KUALA LUMPUR: The Malaysian economy is strong enough to weather the “perfect storm” brewing in the form of rising US Treasury yields, a stronger US dollar and the full-on effects of a US-China trade war, said a global asset management firm.

Principal International Inc said the country’s economy had proven to be more resilient than other emerging markets.

“We have to take it back to the time when people were predicting the end of the super commodity cycle for emerging markets, and it was not,” said the firm’s president and chief executive officer Luis Valdes. “There were hiccups [but it was not the end].

“Many analysts had predicted that emerging countries were going to be in a very difficult position, but this was not the case.

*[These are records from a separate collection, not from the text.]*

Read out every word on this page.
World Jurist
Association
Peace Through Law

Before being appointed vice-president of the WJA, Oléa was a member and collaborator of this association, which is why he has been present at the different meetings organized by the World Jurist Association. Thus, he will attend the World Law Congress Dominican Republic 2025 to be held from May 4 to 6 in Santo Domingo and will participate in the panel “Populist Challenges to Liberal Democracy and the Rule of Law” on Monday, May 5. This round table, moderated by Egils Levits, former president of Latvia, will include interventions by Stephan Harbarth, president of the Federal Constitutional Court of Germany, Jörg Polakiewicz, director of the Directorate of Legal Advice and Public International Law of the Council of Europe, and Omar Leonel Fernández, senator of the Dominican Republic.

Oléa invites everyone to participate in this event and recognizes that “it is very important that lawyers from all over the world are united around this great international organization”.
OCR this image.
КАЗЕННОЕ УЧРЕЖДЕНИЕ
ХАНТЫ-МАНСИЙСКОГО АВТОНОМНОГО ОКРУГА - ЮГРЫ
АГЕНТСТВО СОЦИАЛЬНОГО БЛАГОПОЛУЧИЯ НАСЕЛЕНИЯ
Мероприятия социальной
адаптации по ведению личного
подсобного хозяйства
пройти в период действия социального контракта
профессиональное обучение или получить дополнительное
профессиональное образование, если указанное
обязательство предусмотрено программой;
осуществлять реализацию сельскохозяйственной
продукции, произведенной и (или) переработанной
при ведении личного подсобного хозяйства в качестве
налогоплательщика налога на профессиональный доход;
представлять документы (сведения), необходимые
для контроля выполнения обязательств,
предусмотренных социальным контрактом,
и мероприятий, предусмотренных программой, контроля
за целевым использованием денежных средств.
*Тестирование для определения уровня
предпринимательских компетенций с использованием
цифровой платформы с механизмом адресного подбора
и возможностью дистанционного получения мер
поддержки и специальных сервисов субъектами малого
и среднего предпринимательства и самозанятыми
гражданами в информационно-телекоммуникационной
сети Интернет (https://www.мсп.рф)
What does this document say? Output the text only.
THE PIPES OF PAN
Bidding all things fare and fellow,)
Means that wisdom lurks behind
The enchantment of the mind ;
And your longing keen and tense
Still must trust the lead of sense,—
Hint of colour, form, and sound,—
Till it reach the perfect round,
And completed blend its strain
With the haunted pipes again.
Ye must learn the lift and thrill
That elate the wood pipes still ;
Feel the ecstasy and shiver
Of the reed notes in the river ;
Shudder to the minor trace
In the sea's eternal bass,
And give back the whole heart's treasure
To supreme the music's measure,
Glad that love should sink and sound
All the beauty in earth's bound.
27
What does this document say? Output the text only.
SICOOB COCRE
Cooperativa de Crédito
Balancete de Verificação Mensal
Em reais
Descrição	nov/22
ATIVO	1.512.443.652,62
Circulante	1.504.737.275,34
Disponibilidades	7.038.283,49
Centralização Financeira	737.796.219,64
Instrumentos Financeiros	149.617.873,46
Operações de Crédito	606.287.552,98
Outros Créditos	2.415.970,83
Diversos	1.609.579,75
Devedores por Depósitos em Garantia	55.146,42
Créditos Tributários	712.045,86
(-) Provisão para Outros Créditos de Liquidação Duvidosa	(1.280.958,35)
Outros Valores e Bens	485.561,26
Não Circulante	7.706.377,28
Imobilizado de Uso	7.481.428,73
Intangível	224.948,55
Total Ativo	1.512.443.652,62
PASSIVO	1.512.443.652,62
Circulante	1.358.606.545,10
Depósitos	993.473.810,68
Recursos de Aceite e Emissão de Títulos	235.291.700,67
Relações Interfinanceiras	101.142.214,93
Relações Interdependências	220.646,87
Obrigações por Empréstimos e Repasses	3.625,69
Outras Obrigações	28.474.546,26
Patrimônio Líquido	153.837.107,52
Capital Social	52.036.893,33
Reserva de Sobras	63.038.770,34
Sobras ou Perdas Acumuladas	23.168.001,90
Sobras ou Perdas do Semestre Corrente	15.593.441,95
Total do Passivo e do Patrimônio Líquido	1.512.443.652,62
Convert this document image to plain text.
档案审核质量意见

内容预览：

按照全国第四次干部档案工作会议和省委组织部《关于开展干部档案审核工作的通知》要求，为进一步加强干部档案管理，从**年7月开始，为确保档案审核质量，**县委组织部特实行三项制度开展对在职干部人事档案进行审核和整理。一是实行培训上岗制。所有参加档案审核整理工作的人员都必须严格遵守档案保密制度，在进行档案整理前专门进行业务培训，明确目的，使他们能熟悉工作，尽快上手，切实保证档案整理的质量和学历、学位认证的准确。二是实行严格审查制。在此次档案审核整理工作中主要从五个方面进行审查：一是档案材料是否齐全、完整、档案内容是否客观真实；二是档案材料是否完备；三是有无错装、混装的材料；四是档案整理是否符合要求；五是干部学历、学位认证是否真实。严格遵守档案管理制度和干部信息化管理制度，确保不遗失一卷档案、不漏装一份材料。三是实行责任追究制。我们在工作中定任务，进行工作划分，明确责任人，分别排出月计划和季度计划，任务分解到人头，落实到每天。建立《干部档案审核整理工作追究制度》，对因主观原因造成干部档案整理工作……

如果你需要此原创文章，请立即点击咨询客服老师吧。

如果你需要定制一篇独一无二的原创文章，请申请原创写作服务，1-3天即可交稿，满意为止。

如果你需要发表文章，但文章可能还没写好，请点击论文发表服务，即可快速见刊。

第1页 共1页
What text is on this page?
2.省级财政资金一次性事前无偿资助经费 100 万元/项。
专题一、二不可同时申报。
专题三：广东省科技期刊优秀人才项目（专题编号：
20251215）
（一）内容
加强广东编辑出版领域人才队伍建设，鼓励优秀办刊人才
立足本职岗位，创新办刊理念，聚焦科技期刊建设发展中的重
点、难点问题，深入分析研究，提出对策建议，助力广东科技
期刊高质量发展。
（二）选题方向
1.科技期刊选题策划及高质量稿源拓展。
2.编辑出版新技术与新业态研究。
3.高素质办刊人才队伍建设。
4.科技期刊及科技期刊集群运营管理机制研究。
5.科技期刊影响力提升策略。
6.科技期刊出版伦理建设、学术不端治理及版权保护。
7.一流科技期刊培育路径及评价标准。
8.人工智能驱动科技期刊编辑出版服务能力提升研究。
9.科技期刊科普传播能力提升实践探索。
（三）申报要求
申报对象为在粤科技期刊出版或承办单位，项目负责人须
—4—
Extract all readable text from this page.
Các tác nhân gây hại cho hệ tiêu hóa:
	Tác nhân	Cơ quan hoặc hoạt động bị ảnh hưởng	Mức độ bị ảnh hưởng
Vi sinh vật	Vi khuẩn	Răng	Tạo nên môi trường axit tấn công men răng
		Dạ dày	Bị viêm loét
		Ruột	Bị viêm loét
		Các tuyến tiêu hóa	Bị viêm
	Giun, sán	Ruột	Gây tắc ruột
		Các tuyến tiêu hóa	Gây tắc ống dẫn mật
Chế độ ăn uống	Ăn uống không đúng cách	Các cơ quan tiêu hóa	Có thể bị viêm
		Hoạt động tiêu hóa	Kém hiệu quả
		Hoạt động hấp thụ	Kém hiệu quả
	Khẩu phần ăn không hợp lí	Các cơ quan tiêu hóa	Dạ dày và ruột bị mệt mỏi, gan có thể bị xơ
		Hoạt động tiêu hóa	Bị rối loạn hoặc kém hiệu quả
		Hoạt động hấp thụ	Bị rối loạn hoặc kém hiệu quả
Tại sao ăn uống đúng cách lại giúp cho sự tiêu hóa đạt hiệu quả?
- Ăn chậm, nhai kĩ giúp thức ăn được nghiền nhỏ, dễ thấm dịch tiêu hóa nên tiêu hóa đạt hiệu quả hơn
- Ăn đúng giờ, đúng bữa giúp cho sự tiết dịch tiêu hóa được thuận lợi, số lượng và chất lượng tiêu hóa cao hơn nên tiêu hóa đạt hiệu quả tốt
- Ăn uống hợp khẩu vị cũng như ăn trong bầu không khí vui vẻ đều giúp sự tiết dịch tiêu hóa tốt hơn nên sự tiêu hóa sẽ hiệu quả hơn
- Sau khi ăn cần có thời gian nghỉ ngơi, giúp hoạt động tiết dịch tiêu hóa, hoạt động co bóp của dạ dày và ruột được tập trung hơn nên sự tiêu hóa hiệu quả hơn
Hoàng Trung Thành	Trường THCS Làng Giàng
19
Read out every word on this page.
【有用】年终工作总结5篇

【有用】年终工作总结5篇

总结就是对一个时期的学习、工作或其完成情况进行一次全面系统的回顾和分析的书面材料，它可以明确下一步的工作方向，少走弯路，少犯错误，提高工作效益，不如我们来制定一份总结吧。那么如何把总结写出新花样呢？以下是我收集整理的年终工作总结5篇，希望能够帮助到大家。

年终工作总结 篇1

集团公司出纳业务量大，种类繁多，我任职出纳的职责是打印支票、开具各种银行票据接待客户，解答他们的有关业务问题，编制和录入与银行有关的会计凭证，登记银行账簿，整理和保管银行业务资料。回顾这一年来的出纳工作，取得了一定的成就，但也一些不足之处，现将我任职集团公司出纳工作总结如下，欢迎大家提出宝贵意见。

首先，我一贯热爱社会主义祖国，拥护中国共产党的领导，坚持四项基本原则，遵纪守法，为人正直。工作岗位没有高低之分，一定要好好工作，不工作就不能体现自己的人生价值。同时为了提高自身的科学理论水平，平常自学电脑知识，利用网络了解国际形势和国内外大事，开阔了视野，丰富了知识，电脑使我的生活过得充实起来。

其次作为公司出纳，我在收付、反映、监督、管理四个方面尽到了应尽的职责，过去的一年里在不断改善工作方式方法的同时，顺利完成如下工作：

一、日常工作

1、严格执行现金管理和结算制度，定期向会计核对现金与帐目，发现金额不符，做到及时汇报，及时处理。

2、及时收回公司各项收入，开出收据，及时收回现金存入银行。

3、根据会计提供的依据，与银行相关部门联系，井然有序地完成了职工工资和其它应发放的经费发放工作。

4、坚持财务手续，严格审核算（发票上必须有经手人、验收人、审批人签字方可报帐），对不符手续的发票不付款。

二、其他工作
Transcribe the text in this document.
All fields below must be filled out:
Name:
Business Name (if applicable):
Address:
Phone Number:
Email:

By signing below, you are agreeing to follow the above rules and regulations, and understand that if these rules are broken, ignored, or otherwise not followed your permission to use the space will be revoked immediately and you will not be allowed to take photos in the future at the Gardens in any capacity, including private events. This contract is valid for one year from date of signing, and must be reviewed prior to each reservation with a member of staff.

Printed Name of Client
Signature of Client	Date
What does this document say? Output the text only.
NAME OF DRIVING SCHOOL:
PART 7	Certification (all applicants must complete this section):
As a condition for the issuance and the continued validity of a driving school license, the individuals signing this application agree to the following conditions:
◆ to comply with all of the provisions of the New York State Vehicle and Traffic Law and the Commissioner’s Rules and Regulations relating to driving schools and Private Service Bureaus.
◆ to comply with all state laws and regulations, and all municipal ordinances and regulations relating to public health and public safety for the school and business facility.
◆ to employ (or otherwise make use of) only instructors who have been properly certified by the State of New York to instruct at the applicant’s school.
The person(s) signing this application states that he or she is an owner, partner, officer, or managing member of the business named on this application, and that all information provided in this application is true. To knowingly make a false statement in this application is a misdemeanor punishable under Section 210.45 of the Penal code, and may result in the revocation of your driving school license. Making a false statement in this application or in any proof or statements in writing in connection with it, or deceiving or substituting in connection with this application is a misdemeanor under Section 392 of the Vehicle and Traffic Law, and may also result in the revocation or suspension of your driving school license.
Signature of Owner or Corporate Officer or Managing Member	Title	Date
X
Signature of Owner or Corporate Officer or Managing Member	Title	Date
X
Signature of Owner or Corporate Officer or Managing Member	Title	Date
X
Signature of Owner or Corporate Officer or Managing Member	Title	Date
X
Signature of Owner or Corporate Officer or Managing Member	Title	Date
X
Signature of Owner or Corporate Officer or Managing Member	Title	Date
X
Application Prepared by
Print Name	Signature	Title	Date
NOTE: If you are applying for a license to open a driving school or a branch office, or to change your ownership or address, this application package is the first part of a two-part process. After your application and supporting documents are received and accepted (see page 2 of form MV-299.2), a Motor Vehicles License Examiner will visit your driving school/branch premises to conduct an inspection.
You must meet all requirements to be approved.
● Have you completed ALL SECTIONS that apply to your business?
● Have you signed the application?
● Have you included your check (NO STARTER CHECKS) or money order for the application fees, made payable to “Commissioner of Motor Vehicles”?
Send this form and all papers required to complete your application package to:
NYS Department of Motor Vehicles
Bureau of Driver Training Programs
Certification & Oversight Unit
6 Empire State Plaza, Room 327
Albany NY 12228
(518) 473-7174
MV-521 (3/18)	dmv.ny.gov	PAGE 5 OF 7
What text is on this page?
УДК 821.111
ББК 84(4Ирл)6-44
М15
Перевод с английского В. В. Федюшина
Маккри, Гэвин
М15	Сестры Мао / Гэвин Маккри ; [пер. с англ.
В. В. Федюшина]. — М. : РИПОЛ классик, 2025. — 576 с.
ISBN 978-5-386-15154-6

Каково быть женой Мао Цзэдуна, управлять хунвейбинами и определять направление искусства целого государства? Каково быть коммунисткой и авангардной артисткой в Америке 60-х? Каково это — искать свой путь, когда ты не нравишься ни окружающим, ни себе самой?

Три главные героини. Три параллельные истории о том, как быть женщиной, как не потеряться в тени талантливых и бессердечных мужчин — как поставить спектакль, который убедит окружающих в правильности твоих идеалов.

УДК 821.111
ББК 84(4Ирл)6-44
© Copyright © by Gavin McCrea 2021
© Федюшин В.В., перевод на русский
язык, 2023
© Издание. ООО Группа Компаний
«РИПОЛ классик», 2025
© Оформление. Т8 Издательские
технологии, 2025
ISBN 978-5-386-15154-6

“For many countries, including Malaysia, their economies are much more healthier now than what they used to be, and governments are much more aware of fiscal discipline,” Valdes told The Edge Financial Daily in a recent interview.

Speaking specifically about Malaysia, he said the recent change in government had not prompted Principal International to change its investment stance on the country.

“Malaysia is a democratic country, so a change in government is something we have respect for and it is part of the rule of the game. We are not concerned about the change in government, as Malaysians have the right to decide on [their leaders].

“We are extremely optimistic about Malaysia and the Southeast Asian region; that is our take,” he said.

On whether issues surrounding 1Malaysia Development Bhd have spooked foreign investors, Valdes said the group had not changed its perception of Malaysia as the country’s fundamentals were still intact.

“What we look at are the fundamentals of any given economy, and for us the big fundamentals that are making Malaysia attractive are its people, its economy, its demographics and the business environment that is very much market-driven.

“We have a very long-term view on countries, and our long-term view on Malaysia is very positive and will continue to be. We have not changed our view on the country,” he said.

As for the stock market, Valdes opined that Malaysian equities would seem undervalued if oil prices were to stay at US$85 (RM352.75) per barrel.

“Let’s say that oil prices continue to stay at US$85 per barrel. In that case, you may have a view that Malaysian equities are undervalued because [with those kinds of oil prices] in the next five to seven years, the economic growth of Malaysia [will accelerate],” he said.

However, Valdes said Malaysia would need a thorough review of its pension and long-term savings system as it deals with an ageing population and a declining fertility rate. He pointed out that Malaysia’s replacement rate, which is the ratio of the retirement income of its people to their income before retirement, is low at below 40%.

“The replacement rate of Malaysia is below the Organisation for Economic Co-operation and Development’s advice of at least 70%. I think a serious look is needed on how money is being saved and used, and how the private retirement scheme programme can be boosted, in order to incentivise the people [to save for their retirement],” he said.

Principal International is part of the Principal Financial Group, a Fortune 500 company. In Malaysia, the group’s unit Principal International (Asia) Ltd has a 60% stake in CIMB-Principal Asset Management Bhd, with CIMB Group Sdn Bhd owning the remaining 40%.

As at Sept 30, CIMB-Principal was responsible for managing more than RM54.02 billion on behalf of individuals and corporations in Malaysia, managing 55 conventional unit trust funds, 21 syariah-compliant unit trust funds and 10 private retirement funds.